The Historian by Elizabeth Kostova
My rating: 2 of 5 stars
Boy did I get suckered into this one. I remember when this came out; it was everywhere. I'd just had a baby so I glanced at it several times and thought "That would be a fun DaVinci Code kind of read when I have time someday." Never picked it up. Never even looked very carefully at the cover.
Then we bought a Nook so that we could travel with our precociously well-read 8 year old without hauling a steamer trunk of books along with us. I was perusing the e-books available at the library and this popped up. "Perfect!" I thought. "I'll read this on vacation!"

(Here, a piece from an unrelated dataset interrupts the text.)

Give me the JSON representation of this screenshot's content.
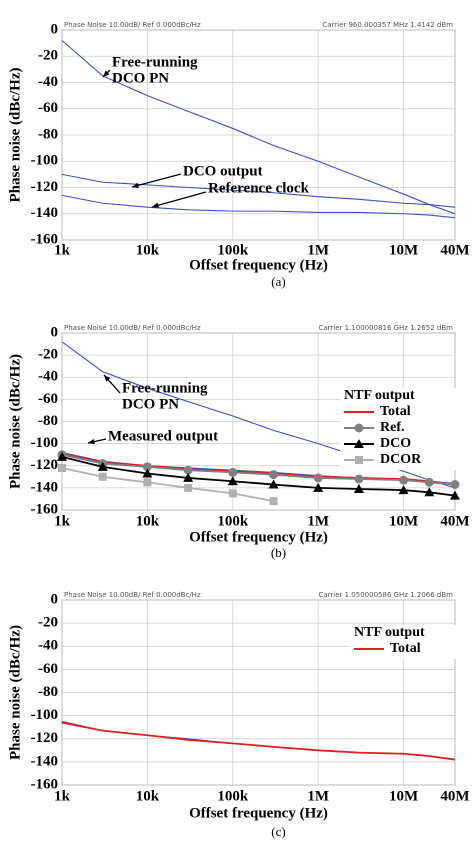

But wait. It's about VAMPIRES?
How the hell could I have missed that?
I'm about 2/3rds of the way through; finding it ponderous, convoluted and stodgy but still engaging because of Kostova's ability to evoke a sense of place. You can almost smell Istanbul. In a good way.

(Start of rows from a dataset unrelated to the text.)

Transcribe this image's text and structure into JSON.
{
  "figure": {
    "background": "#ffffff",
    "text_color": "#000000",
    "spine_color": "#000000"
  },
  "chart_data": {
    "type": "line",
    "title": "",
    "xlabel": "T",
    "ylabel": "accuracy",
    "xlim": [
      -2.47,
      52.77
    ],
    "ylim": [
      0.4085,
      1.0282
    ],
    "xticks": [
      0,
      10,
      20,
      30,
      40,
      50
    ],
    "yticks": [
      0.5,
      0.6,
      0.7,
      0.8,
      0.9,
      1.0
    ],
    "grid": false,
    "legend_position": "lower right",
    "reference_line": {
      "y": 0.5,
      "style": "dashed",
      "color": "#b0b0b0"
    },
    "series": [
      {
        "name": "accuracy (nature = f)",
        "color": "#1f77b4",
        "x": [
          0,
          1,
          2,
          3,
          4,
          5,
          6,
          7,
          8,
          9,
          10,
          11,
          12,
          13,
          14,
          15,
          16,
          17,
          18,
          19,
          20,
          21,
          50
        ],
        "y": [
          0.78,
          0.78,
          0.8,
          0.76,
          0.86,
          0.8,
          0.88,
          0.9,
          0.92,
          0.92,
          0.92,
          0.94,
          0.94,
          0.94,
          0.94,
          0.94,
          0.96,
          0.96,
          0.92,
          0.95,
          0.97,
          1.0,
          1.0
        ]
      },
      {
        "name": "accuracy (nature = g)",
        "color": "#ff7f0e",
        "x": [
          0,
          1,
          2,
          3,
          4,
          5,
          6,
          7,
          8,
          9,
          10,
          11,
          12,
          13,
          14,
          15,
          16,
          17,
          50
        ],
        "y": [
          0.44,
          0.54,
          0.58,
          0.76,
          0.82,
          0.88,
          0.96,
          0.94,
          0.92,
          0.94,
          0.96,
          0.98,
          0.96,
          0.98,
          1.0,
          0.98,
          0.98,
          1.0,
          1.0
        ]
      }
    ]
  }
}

But what editor anywhere thought it would be a good idea to faithfully fictionalize a scholarly article about a 14th century travel log? Zzzzzzzz.
And, wait. Vampires? Really?
And now I'm done and feel the need to edit the whole damn thing so that it has a sense of pacing and story arch.
And, really? One lucky shot was enough?
BUT I did, in fact, read the whole thing, so that's saying something, I suppose.